Arndales, on the other hand are important, indispensable and impossible to ignore. In a first Shops-stocked hometown show, they display its inventory, a litany of lyrically curated retail drivel, over the bruising brilliance of tracks like In-App Refunds, Dark Store and Morning Goods. While Prestige Pricing is the practice of hiking up the cost of goods in order to give the appearance of quality, there’s nothing knock-off about the lead single of the same name. Its chorus of “guns, gold, radio controlled,” pilfered from a derelict Coventry shopfront that adorns their album sleeve, is bizarrely anthemic. All the while guitars crunch and thrash, bleeps steam from an ironing board and beats so loud they bring on the very real threat of tinnitus – earache has never sounded so good. Allan Arndale sifts through a well-worn stack of papers as he seemingly re-learns the songs during the short interludes between angular noise. It’s comical, but charming as their frontman jokes to younger members of Arndales customer base that these are perils of your 40s. But while short-term riffological memory loss could be the sign of the years catching up, harder to forget is the ability to rattle with relevance.
And it’s no mean feat on this bill, shaped on strong stuff.
Sara simmers with understated wonder, that is never, and probably never will be, part of the plan for Dois Padres. The Luton two-piece rampage, whooping and hollering, through Bullitt from their eponymous EP and the joy is relentless in the shape of banging debut album Welcome to the Thrillhouse. It’s easy to overlook just what kind of virtuosity exists in Danny Young and George Cowan cutting loose, improvisational at times, giving their instruments a darn good thrashing, until Chapel of Bones slows things down and demands attention. Set closer Twilight Zone crackles in the knowledge that, per capita, Dois Padres are the biggest, brashest, most untouchable hombres around.
Despite a monikered nod to hallucinogenically potent seafood, Sarpa Salpa’s experimentalism is more calculated and intricate, but no less intoxicating.

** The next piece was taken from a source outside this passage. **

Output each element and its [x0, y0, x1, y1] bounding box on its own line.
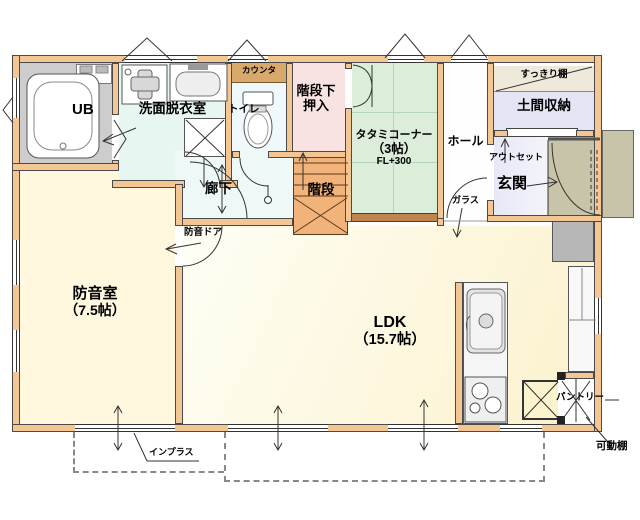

They’ve created a monster that can be expertly tamed and set free at will by Marcus Marooth’s sonic boom. A big fish in a small room, the frontman’s voice soars and swoops around singles She Never Lies and Circuits.
But, against these three very different, but exceptional talents, there’s still something thrillingly visceral about headliners Arndales. Maybe it’s that, while they haven’t directly written a long-playing riposte to the preposterous retail ransom being held over their home, they have inadvertently soundtracked the fightback.
Luton has something to kick against.